The essence of Buddha's philosophy is that men can find security only by preparing themselves for every deprivation, and then realizing that deprivation itself is of no great significance. The real man -- the universal man -- remains, whatever happens to the five-sensed man. This doctrine alone, Buddha would say, will enable a man to merge successfully with his habitat, because it will keep him from being frightened by untoward events. An interesting corollary of Buddha's "renunciation of the world" was his desire to constantly simplify the environment in which he and his disciples lived. At this point we come to a clear synthesis of the aims of "devotees of the simple life" and the purposes of philosophers or mystics. While a great many men of hermit-temper unquestionably sought Escape in their removal from economic complications, others may have been seeking the same thing that Buddha sought, that is, mastery of the soul's environment. The simpler the environment, the more readily is it mastered -- the process of simplification being itself a form of mastery.

Thoreau was happier at Walden than he would have been in New York, or, for that matter, in Boston. His environment was simple enough to allow him to "merge" with it. (And if the Concord philosopher would have been out of place in the New York or London of his day, envision him in modern Chicago or Los Angeles!) How can a person who lives in an infinitely complicated industrial economy -- where even agriculture is practical only on a big-business scale -- integrate himself with his habitat? Obviously, one needs even more psychological discipline and patience today than Thoreau did a scant hundred years ago, to feel that he fully understands and has a place in the conditions surrounding him.

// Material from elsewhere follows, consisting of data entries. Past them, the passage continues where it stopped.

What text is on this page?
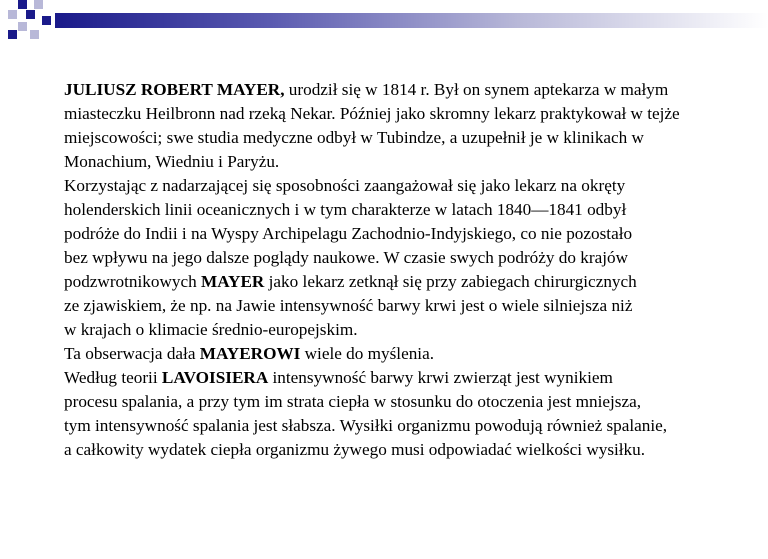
JULIUSZ ROBERT MAYER, urodził się w 1814 r. Był on synem aptekarza w małym

miasteczku Heilbronn nad rzeką Nekar. Później jako skromny lekarz praktykował w tejże

miejscowości; swe studia medyczne odbył w Tubindze, a uzupełnił je w klinikach w

Monachium, Wiedniu i Paryżu.

Korzystając z nadarzającej się sposobności zaangażował się jako lekarz na okręty

holenderskich linii oceanicznych i w tym charakterze w latach 1840—1841 odbył

podróże do Indii i na Wyspy Archipelagu Zachodnio-Indyjskiego, co nie pozostało

bez wpływu na jego dalsze poglądy naukowe. W czasie swych podróży do krajów

podzwrotnikowych MAYER jako lekarz zetknął się przy zabiegach chirurgicznych

ze zjawiskiem, że np. na Jawie intensywność barwy krwi jest o wiele silniejsza niż

w krajach o klimacie średnio-europejskim.

Ta obserwacja dała MAYEROWI wiele do myślenia.

Według teorii LAVOISIERA intensywność barwy krwi zwierząt jest wynikiem

procesu spalania, a przy tym im strata ciepła w stosunku do otoczenia jest mniejsza,

tym intensywność spalania jest słabsza. Wysiłki organizmu powodują również spalanie,

a całkowity wydatek ciepła organizmu żywego musi odpowiadać wielkości wysiłku.
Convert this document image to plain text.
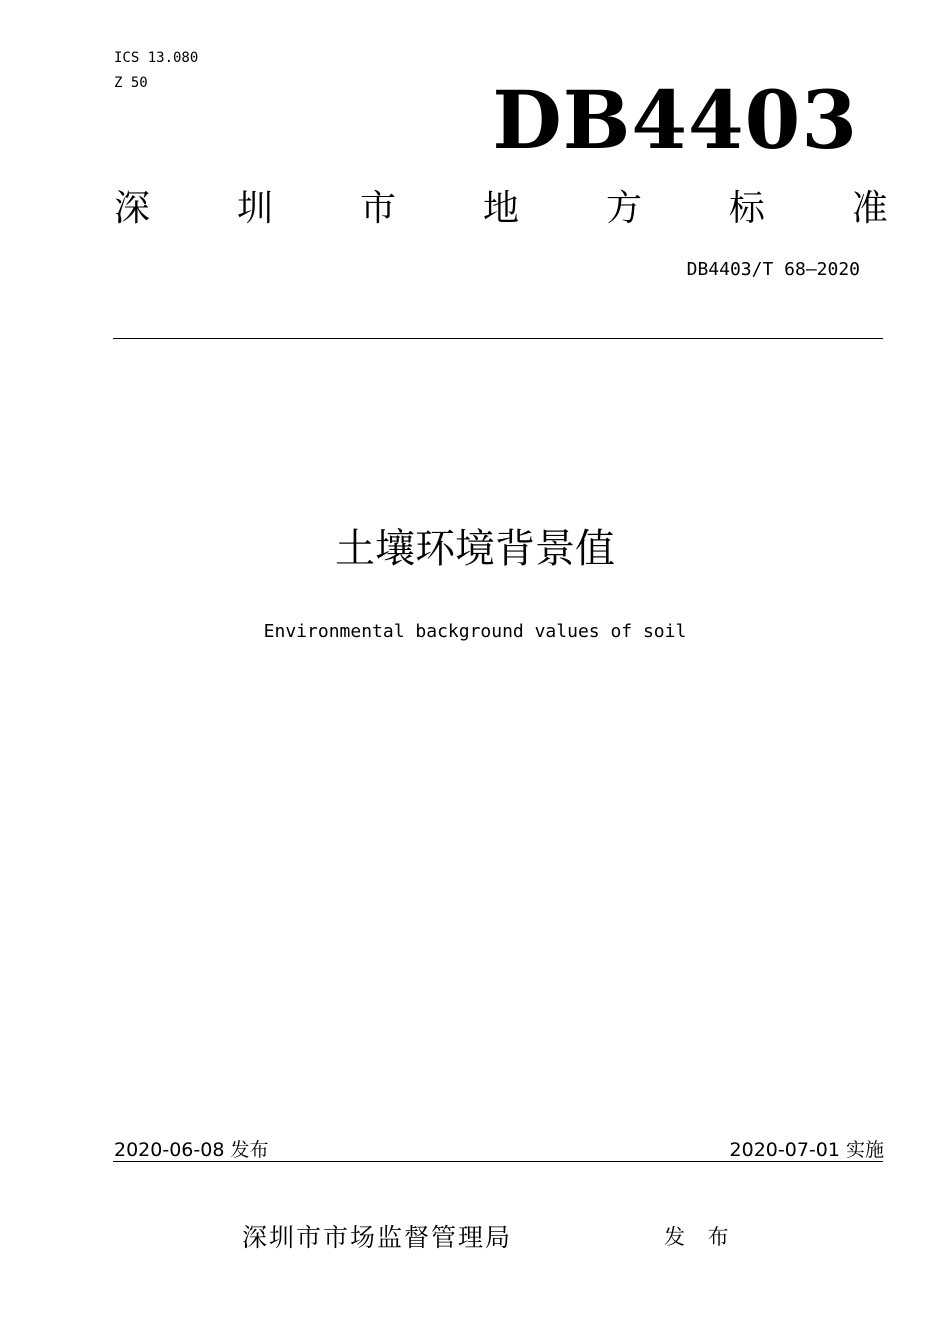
ICS 13.080
Z 50	DB4403
深 圳 市 地 方 标 准
DB4403/T 68—2020
土壤环境背景值
Environmental background values of soil
2020-06-08 发布	2020-07-01 实施
深圳市市场监督管理局	发 布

With the passage of each year, small groups, such as the cooperatives, increasingly demand a return to the soil -- the simplest, perhaps, of all environments. Those responsible for education among the cooperators have learned what discipline is mandatory for the children, and something about how to teach it. An integral community is therefore possible. But the present population of the earth and the unequal distribution of wealth will not allow any immediate return to village or farm standards. The average man will continue to find himself immersed in one or another gigantic commercial undertaking of which he has no full understanding. This is the real danger of our economy in this century, and one that can not be overcome by any new socialistic ownership of production. It is the accrued karma of man's efforts to change environments without fathoming their cause.

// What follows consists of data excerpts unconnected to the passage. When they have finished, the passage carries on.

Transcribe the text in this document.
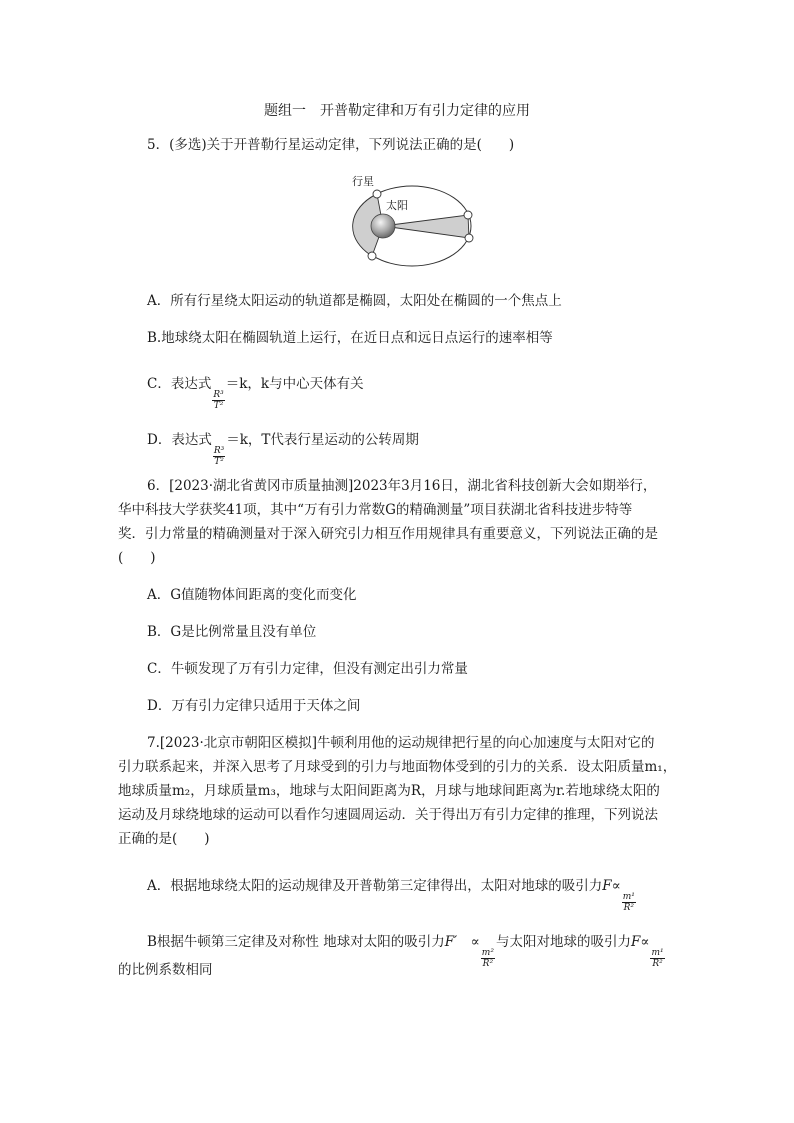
题组一　开普勒定律和万有引力定律的应用
5．(多选)关于开普勒行星运动定律，下列说法正确的是(　　)
行星
太阳
A．所有行星绕太阳运动的轨道都是椭圆，太阳处在椭圆的一个焦点上
B.地球绕太阳在椭圆轨道上运行，在近日点和远日点运行的速率相等
C．表达式
$\frac{\text{R³}}{\text{T²}}$
＝k，k与中心天体有关
D．表达式
$\frac{\text{R³}}{\text{T²}}$
＝k，T代表行星运动的公转周期
6．[2023·湖北省黄冈市质量抽测]2023年3月16日，湖北省科技创新大会如期举行，
华中科技大学获奖41项，其中“万有引力常数G的精确测量”项目获湖北省科技进步特等
奖．引力常量的精确测量对于深入研究引力相互作用规律具有重要意义，下列说法正确的是
(　　)
A．G值随物体间距离的变化而变化
B．G是比例常量且没有单位
C．牛顿发现了万有引力定律，但没有测定出引力常量
D．万有引力定律只适用于天体之间
7.[2023·北京市朝阳区模拟]牛顿利用他的运动规律把行星的向心加速度与太阳对它的
引力联系起来，并深入思考了月球受到的引力与地面物体受到的引力的关系．设太阳质量m₁，
地球质量m₂，月球质量m₃，地球与太阳间距离为R，月球与地球间距离为r.若地球绕太阳的
运动及月球绕地球的运动可以看作匀速圆周运动．关于得出万有引力定律的推理，下列说法
正确的是(　　)
A．根据地球绕太阳的运动规律及开普勒第三定律得出，太阳对地球的吸引力F∝
$\frac{\text{m¹}}{\text{R²}}$
B根据牛顿第三定律及对称性 地球对太阳的吸引力F′　∝
$\frac{\text{m²}}{\text{R²}}$
与太阳对地球的吸引力F∝
$\frac{\text{m¹}}{\text{R²}}$
的比例系数相同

In this context the theosophist must point to another kind of necessary environmental change -- a change of mental atmosphere -- so that eventually the machinery of civilization may stop encroaching upon the morally free individual. If there is a moral law of compensation in nature, "karma" will allow each man to merge intelligently with his environment, provided, first, that he recognizes -- together with Buddha and all Theosophists -- that no environment itself is of supreme importance, and, secondly, that he devotes himself sedulously to the simplification of his own life.

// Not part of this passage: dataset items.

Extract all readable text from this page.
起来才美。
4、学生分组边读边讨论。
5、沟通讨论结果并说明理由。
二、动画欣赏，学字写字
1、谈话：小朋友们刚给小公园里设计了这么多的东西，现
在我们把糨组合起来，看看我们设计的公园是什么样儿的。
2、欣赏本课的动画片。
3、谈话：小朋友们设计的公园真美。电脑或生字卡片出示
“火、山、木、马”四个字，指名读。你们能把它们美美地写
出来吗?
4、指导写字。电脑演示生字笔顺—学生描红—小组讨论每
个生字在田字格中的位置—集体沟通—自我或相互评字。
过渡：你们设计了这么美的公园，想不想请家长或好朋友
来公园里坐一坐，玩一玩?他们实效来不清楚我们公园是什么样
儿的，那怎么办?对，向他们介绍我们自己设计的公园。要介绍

The Theosophist who recognizes that he may improve others' conditions only by offering them ideas which will enlarge their mental environment knows also that he can never improve himself except by disregarding entirely the apparent disadvantages of his outer environment, and by altering his attitudes of mind. When we view other people, environment -- and especially mental environment -- must be allowed for, but when we view ourselves, we must successfully disbelieve that any alteration of external condition can improve our moral capacity.